Doherty is educated at national level in County Leitrim and then at University College Dublin and King’s Inns. In 1965, he becomes a member of the Garda Síochána and serves as a detective in Sligo before joining the Special Detective Unit in Dublin in the early 1970s. In 1973, he takes a seat on the Roscommon County Council, which had been vacated after the death of his father.

After serving for four years on the Roscommon County Council, Doherty is elected as a Fianna Fáil TD for the Roscommon–Leitrim constituency at the 1977 general election.

In 1979, Doherty is a key member of the so-called “gang of five” which supports Charles Haughey‘s attempt to take over the leadership of the party. The other members are Albert Reynolds, Mark Killilea Jnr, Tom McEllistrim and Jackie Fahey. Haughey is successful in the Fianna Fáil leadership election and Doherty is rewarded by being appointed Minister of State at the Department of Justice from 1979 to 1981. In the short-lived 1982 Fianna Fáil government he enters the Cabinet as Minister for Justice. In this post he becomes involved in a series of controversies.
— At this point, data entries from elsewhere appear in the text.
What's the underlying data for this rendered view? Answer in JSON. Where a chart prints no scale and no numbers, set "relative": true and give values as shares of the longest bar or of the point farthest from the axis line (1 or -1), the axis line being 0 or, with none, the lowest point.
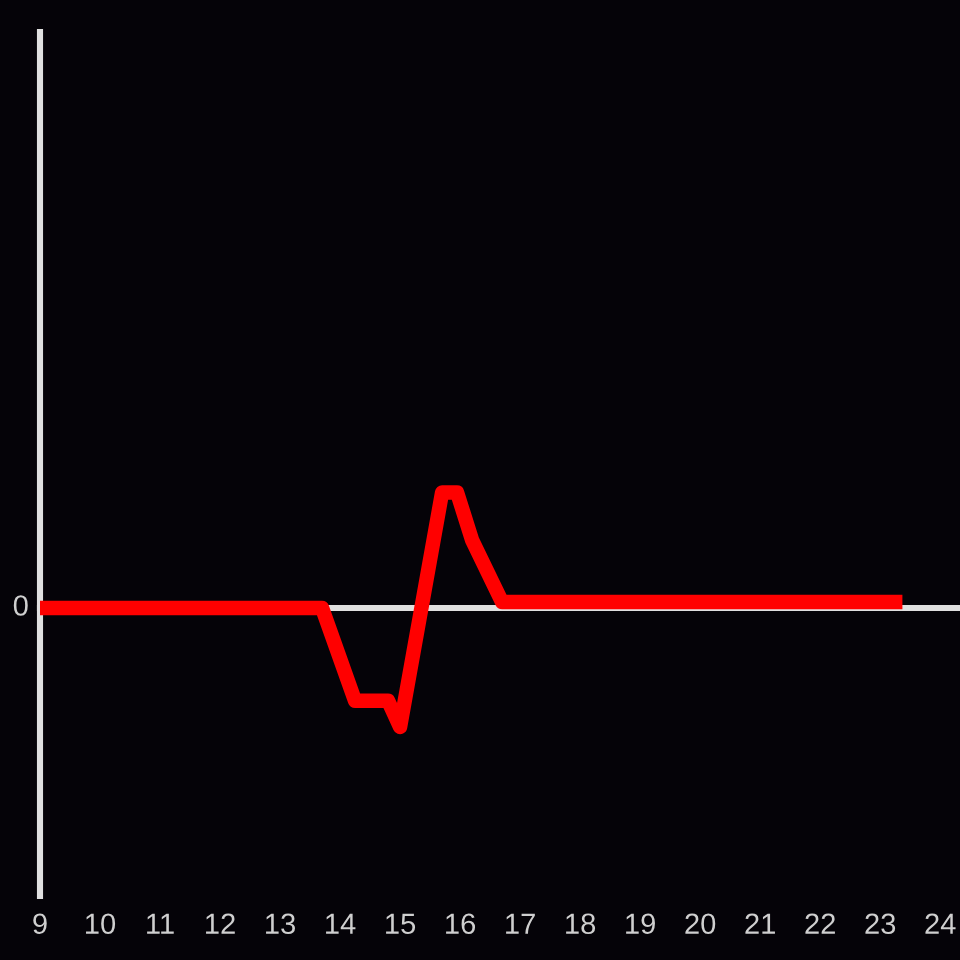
{
  "chart_data": {
    "type": "line",
    "relative": true,
    "x": [
      9,
      13.7,
      14.25,
      14.8,
      15.0,
      15.7,
      15.95,
      16.2,
      16.7,
      23.25
    ],
    "series": [
      {
        "color": "#ff0000",
        "values": [
          0,
          0,
          -0.78,
          -0.78,
          -1,
          0.97,
          0.97,
          0.57,
          0.05,
          0.05
        ]
      }
    ],
    "xlim": [
      9,
      24.33
    ],
    "xticks": [
      9,
      10,
      11,
      12,
      13,
      14,
      15,
      16,
      17,
      18,
      19,
      20,
      21,
      22,
      23,
      24
    ],
    "ref_lines": [
      {
        "axis": "y",
        "value": 0,
        "label": "0",
        "color": "#e0e0e0",
        "line_style": "solid"
      }
    ],
    "line_style": "solid"
  }
}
Doherty’s brother-in-law, Garda Thomas Nangle, is charged with assaulting James McGovern, a native of County Fermanagh, in a public house in December 1981. On September 27, 1982, hours before the case is due to be heard in District Court in the small village of Dowra, County Cavan, McGovern is arrested by the Special Branch of the Royal Ulster Constabulary (RUC) on the basis of entirely false Garda intelligence that he is involved in terrorism. The case against Nangle is dismissed because the principal witness, McGovern, fails to appear in court. The solicitor representing Nangle is Kevin Doherty, Seán Doherty’s brother. This questionable use of Garda/RUC Special Branch liaison, set up under the 1985 Hillsborough Anglo-Irish Agreement, prevents meetings between the Garda commissioner and the RUC chief constable for almost three years.
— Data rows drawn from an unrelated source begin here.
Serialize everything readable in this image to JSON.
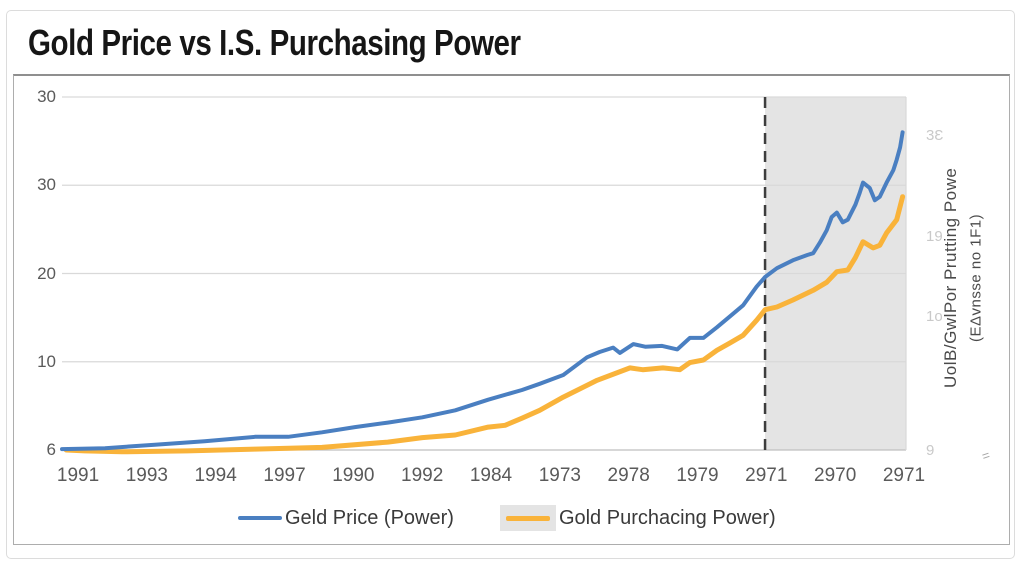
{
  "page": {
    "title": "Gold Price vs I.S. Purchasing Power"
  },
  "right_axis_title": {
    "line1": "UolB/GwlPor Prutting Powe",
    "line2": "(EΔvnsse no 1F1)"
  },
  "corner_mark": "=",
  "chart_data": {
    "type": "line",
    "title": "Gold Price vs I.S. Purchasing Power",
    "xlabel": "",
    "ylabel_right": "UolB/GwlPor Prutting Powe (EΔvnsse no 1F1)",
    "ylim": [
      0,
      40
    ],
    "grid": true,
    "legend_position": "bottom",
    "x_tick_labels": [
      "1991",
      "1993",
      "1994",
      "1997",
      "1990",
      "1992",
      "1984",
      "1973",
      "2978",
      "1979",
      "2971",
      "2970",
      "2971"
    ],
    "x_tick_start_pct": 1.9,
    "x_tick_step_pct": 8.155,
    "y_left_ticks": [
      {
        "label": "30",
        "value": 40
      },
      {
        "label": "30",
        "value": 30
      },
      {
        "label": "20",
        "value": 20
      },
      {
        "label": "10",
        "value": 10
      },
      {
        "label": "6",
        "value": 0
      }
    ],
    "y_right_ticks": [
      {
        "label": "3Ɛ",
        "value": 35.5
      },
      {
        "label": "19",
        "value": 24
      },
      {
        "label": "1o",
        "value": 15
      },
      {
        "label": "9",
        "value": -0.2
      }
    ],
    "dashed_line_x": 83.3,
    "shaded_region": {
      "from": 83.3,
      "to": 100,
      "color": "#e4e4e4"
    },
    "colors": {
      "grid": "#d9d9d9",
      "axis": "#bfbfbf",
      "dashed": "#3d3d3d",
      "tick_text": "#5a5a5a",
      "right_tick_text": "#c9c9c9",
      "blue": "#4a7fc1",
      "orange": "#f9b33a"
    },
    "series": [
      {
        "name": "Geld Price (Power)",
        "color": "#4a7fc1",
        "width": 4,
        "points": [
          [
            0,
            0.1
          ],
          [
            5.1,
            0.2
          ],
          [
            11,
            0.6
          ],
          [
            16.9,
            1
          ],
          [
            22.9,
            1.5
          ],
          [
            26.8,
            1.5
          ],
          [
            30.8,
            2
          ],
          [
            34.7,
            2.6
          ],
          [
            38.6,
            3.1
          ],
          [
            42.7,
            3.7
          ],
          [
            46.6,
            4.5
          ],
          [
            50.5,
            5.7
          ],
          [
            54.5,
            6.8
          ],
          [
            56.6,
            7.5
          ],
          [
            59.4,
            8.5
          ],
          [
            62.2,
            10.5
          ],
          [
            63.7,
            11.1
          ],
          [
            65.3,
            11.6
          ],
          [
            66.1,
            11
          ],
          [
            67.7,
            12
          ],
          [
            69.1,
            11.7
          ],
          [
            71.1,
            11.8
          ],
          [
            72.9,
            11.4
          ],
          [
            74.4,
            12.7
          ],
          [
            76,
            12.7
          ],
          [
            77.6,
            13.9
          ],
          [
            79.1,
            15.1
          ],
          [
            80.7,
            16.4
          ],
          [
            82.3,
            18.5
          ],
          [
            83.3,
            19.6
          ],
          [
            84.7,
            20.6
          ],
          [
            86.6,
            21.5
          ],
          [
            88.3,
            22.1
          ],
          [
            89,
            22.3
          ],
          [
            89.8,
            23.5
          ],
          [
            90.6,
            24.9
          ],
          [
            91.2,
            26.4
          ],
          [
            91.8,
            26.9
          ],
          [
            92.5,
            25.8
          ],
          [
            93.1,
            26.1
          ],
          [
            94,
            27.8
          ],
          [
            94.5,
            29.1
          ],
          [
            94.9,
            30.3
          ],
          [
            95.7,
            29.7
          ],
          [
            96.3,
            28.3
          ],
          [
            96.9,
            28.7
          ],
          [
            97.7,
            30.3
          ],
          [
            98.5,
            31.7
          ],
          [
            98.9,
            32.9
          ],
          [
            99.3,
            34.3
          ],
          [
            99.6,
            36
          ]
        ]
      },
      {
        "name": "Gold Purchacing Power)",
        "color": "#f9b33a",
        "width": 5,
        "points": [
          [
            0.5,
            0
          ],
          [
            2.7,
            -0.1
          ],
          [
            7.1,
            -0.2
          ],
          [
            14.9,
            -0.1
          ],
          [
            22.9,
            0.1
          ],
          [
            30.8,
            0.3
          ],
          [
            38.6,
            0.9
          ],
          [
            42.7,
            1.4
          ],
          [
            46.6,
            1.7
          ],
          [
            50.5,
            2.6
          ],
          [
            52.5,
            2.8
          ],
          [
            54.5,
            3.6
          ],
          [
            56.6,
            4.5
          ],
          [
            59.4,
            6
          ],
          [
            63.4,
            7.9
          ],
          [
            67.3,
            9.3
          ],
          [
            68.8,
            9.1
          ],
          [
            71.2,
            9.3
          ],
          [
            73.2,
            9.1
          ],
          [
            74.4,
            9.9
          ],
          [
            76,
            10.2
          ],
          [
            77.6,
            11.3
          ],
          [
            79.1,
            12.1
          ],
          [
            80.7,
            13
          ],
          [
            82.3,
            14.7
          ],
          [
            83.3,
            15.9
          ],
          [
            84.7,
            16.2
          ],
          [
            86.6,
            17
          ],
          [
            89,
            18.1
          ],
          [
            90.6,
            19
          ],
          [
            91.8,
            20.2
          ],
          [
            93.1,
            20.4
          ],
          [
            94,
            21.8
          ],
          [
            94.9,
            23.6
          ],
          [
            96.1,
            22.9
          ],
          [
            96.9,
            23.2
          ],
          [
            97.7,
            24.6
          ],
          [
            98.9,
            26.1
          ],
          [
            99.6,
            28.7
          ]
        ]
      }
    ]
  }
}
After Doherty leaves office it is revealed in The Irish Times that he ordered the tapping of three journalists home telephones. The newspaper also discloses that he has been interfering in the workings of the Garda and the administration of justice for both political and personal reasons. He immediately resigns from the party only to rejoin it in 1984.
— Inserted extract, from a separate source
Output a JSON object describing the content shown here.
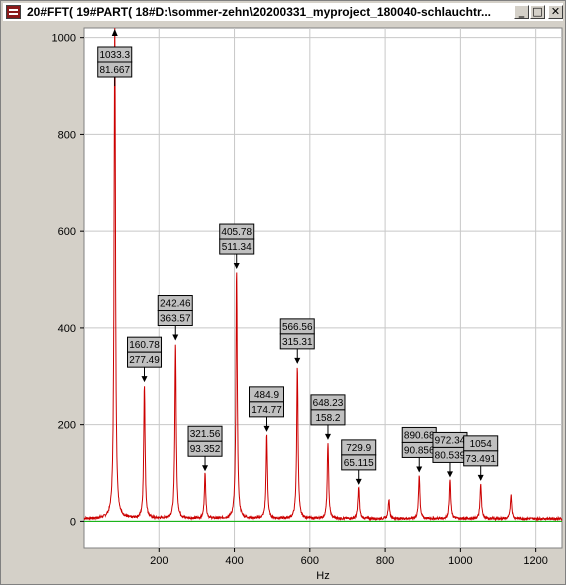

At the 1989 general election his loses his seat in Dáil Éireann to the independent candidate Tom Foxe. He is also an unsuccessful candidate in the elections on the same day to the European Parliament, but he is later elected instead to the Seanad on the Administrative Panel and becomes the Cathaoirleach (Chairman) of the 19th Seanad.

In January 1992 the phone tapping scandal returns to haunt Fianna Fáil. Doherty announces in a television interview that he had shown transcripts of the conversations to Charles Haughey while Haughey was Taoiseach in 1982 although he had previously denied this. Haughey denies the claim also, but is forced to resign from the government, and then resigns as leader of Fianna Fáil. Doherty then regains his seat at the 1992 general election and holds it until his retirement at the 2002 general election.

Seán Doherty dies at Letterkenny General Hospital of a brain hemorrhage on June 7, 2005 while on a family holiday in County Donegal.